The camp is worse. The stench is overwhelming. Goblin women huddle behind low walls with hollow faces. And Dru notices something disturbing: way more boys than girls. He does the math and realizes Ghistpok’s tribe has been killing their daughters for generations. A tribe that despises its women is a tribe at the edge of extinction. And the adult males who should fill those spear ranks? Missing. Fed to the Beast Lord’s athanor.

Ghistpok himself is grotesque. Massively fat in a starving camp, with folds of empty skin hanging from his body. He won’t speak to humans. Sheemzher negotiates and comes out without his shirt (now a turban on Ghistpok’s head) but with a deal: bring proof the Beast Lord is turning goblins into monsters. If the proof convinces Ghistpok, the scroll is theirs.

Into the Mines

The mine entrance is covered in Netherese inscriptions. For decades Dru has dreamed of standing here. A thousand times he imagined how it would feel. None of those imaginings prepared him for doing it with blood on his hands and a dead horse behind him.

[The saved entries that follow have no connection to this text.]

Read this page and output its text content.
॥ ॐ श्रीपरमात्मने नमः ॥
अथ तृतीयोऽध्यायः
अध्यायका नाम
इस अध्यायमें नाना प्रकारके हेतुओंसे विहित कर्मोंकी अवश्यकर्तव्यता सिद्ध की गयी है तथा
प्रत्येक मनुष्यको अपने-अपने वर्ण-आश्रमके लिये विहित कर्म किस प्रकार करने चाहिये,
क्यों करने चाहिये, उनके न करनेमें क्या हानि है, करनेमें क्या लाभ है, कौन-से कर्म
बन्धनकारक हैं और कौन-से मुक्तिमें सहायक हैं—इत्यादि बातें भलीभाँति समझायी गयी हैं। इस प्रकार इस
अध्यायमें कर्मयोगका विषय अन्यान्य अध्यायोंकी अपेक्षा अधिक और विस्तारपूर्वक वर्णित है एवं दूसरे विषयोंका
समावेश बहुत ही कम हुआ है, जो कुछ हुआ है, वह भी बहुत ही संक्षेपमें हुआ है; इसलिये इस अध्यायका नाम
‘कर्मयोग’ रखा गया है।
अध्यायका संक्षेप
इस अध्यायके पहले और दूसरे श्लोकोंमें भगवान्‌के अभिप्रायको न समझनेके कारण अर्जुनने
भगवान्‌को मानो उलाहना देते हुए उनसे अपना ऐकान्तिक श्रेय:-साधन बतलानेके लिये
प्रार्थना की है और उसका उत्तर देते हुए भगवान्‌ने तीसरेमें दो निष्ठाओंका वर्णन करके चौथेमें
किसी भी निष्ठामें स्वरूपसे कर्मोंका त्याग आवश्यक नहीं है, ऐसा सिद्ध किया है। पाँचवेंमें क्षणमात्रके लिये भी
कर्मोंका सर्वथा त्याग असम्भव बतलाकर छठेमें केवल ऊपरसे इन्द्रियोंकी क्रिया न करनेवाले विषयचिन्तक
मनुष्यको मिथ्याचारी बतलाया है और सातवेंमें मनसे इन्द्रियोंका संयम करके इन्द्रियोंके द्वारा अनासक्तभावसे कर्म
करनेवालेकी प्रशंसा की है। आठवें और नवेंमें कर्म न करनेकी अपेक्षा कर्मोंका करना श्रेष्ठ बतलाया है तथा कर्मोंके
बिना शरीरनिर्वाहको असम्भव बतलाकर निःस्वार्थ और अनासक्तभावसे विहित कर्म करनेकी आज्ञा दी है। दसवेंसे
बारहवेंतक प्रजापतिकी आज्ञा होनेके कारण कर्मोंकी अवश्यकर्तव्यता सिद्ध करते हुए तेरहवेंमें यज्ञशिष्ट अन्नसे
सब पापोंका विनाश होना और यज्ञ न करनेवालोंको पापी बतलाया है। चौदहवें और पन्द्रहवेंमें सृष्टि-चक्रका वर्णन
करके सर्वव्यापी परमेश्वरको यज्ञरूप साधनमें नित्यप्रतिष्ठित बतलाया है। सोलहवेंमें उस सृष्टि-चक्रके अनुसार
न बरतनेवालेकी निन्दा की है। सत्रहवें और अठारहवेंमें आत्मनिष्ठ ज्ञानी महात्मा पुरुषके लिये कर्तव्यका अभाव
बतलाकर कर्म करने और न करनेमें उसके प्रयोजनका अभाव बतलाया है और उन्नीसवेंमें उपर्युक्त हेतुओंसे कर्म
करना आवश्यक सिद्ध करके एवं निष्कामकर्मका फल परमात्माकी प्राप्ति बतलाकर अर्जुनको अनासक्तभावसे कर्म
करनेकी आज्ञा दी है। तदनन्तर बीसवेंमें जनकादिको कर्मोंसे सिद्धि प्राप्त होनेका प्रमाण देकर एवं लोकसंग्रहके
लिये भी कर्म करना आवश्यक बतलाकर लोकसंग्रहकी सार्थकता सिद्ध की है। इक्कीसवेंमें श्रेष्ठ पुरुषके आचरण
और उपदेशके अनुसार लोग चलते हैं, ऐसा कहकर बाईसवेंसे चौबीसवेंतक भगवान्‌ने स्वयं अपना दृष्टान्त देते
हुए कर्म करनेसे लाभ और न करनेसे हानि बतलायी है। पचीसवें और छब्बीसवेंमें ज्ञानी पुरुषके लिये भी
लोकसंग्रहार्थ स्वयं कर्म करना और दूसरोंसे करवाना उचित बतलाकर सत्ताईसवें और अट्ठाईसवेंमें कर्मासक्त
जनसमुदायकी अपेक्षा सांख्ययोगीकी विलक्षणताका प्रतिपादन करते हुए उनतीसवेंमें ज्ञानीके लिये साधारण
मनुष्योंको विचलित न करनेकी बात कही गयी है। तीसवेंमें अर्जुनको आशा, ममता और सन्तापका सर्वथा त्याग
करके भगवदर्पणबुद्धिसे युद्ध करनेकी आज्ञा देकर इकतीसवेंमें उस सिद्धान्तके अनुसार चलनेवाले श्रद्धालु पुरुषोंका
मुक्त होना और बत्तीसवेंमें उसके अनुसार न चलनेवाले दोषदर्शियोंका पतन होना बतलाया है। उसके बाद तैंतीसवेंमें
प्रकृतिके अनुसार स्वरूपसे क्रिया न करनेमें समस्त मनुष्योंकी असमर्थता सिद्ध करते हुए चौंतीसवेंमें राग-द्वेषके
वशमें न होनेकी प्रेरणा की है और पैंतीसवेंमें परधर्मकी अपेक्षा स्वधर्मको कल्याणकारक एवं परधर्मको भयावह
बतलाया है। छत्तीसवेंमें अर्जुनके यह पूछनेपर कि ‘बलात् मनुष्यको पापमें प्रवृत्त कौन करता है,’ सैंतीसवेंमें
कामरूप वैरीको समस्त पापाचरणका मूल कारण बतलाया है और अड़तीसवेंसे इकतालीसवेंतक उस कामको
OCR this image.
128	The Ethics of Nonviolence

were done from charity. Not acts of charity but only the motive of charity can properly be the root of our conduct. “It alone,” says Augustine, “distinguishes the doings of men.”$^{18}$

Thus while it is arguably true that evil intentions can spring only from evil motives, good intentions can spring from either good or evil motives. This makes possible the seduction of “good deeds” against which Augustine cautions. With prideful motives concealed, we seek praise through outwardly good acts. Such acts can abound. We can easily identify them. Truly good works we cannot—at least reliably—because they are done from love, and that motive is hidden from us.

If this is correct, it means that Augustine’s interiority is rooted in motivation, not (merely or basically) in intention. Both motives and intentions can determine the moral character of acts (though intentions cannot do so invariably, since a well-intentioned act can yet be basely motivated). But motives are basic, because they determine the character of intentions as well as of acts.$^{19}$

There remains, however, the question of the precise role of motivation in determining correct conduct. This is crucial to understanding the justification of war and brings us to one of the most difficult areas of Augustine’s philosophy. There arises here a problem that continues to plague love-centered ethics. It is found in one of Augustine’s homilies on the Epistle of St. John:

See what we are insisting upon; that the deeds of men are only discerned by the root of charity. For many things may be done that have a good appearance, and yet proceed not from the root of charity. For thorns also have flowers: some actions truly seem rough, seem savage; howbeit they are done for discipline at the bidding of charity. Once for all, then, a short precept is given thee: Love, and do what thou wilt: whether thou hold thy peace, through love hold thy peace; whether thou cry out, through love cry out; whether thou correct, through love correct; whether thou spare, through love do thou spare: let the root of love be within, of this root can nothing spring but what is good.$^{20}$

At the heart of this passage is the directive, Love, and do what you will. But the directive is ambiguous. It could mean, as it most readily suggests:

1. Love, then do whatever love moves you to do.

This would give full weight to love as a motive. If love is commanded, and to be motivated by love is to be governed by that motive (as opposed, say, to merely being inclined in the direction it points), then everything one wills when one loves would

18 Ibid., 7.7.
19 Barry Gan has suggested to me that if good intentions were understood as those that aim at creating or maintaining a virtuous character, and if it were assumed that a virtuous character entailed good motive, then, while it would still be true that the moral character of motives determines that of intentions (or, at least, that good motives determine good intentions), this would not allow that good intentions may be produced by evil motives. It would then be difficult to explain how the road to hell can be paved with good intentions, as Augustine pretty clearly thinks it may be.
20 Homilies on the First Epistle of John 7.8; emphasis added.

Underground, last night’s rain has penetrated everything. Dru knows this is dangerous. Only fools walk into a mountain after a storm. But Rozt’a’s answer is practical: “The Beast Lord lives in this mountain and so do its slaves. If they can survive, so can we.”

They follow Sheemzher’s nose until they find boundary wards. Spider-web magic strung across a corridor, potent enough to kill anyone who touches it. And that changes everything. The Beast Lord isn’t just using these mines. It’s defending them. From below. From the Underdark.

Dru breaks through using a swordswinger’s sword. The ward flare is blinding, but it clears the way. Swordswingers find them quickly after that. Eight of them. But Sheemzher insults Outhzin deliberately, and Ghistpok’s goblins charge into battle with their spears. The humans never even draw their swords.

The Proof

Then the real discovery. One of the swordswinger corpses has old scars along his ribs. Outhzin recognizes them. “Grouze!” he shouts. It’s someone they knew. A former tribemember, transformed by the Beast Lord into a monster.

Sheemzher freezes. If Grouze was turned, then his wife Elva was too. Rozt’a kneels before the goblin and says gently, “Don’t look. Tell yourself she died years ago.”

Dru has to carry the corpse out himself because none of the goblins will touch it. And he warns Tiep to keep quiet about the implications. “The Beast Lord’s done something Ghistpok can’t forgive. We get our sentience shield, we get the golden scroll, and we get out of Dekanter.”

That “no worse off” is doing a lot of heavy lifting. Because “no worse off” already includes a dead horse, a heartbroken goblin, and a party permanently changed by what they’ve seen.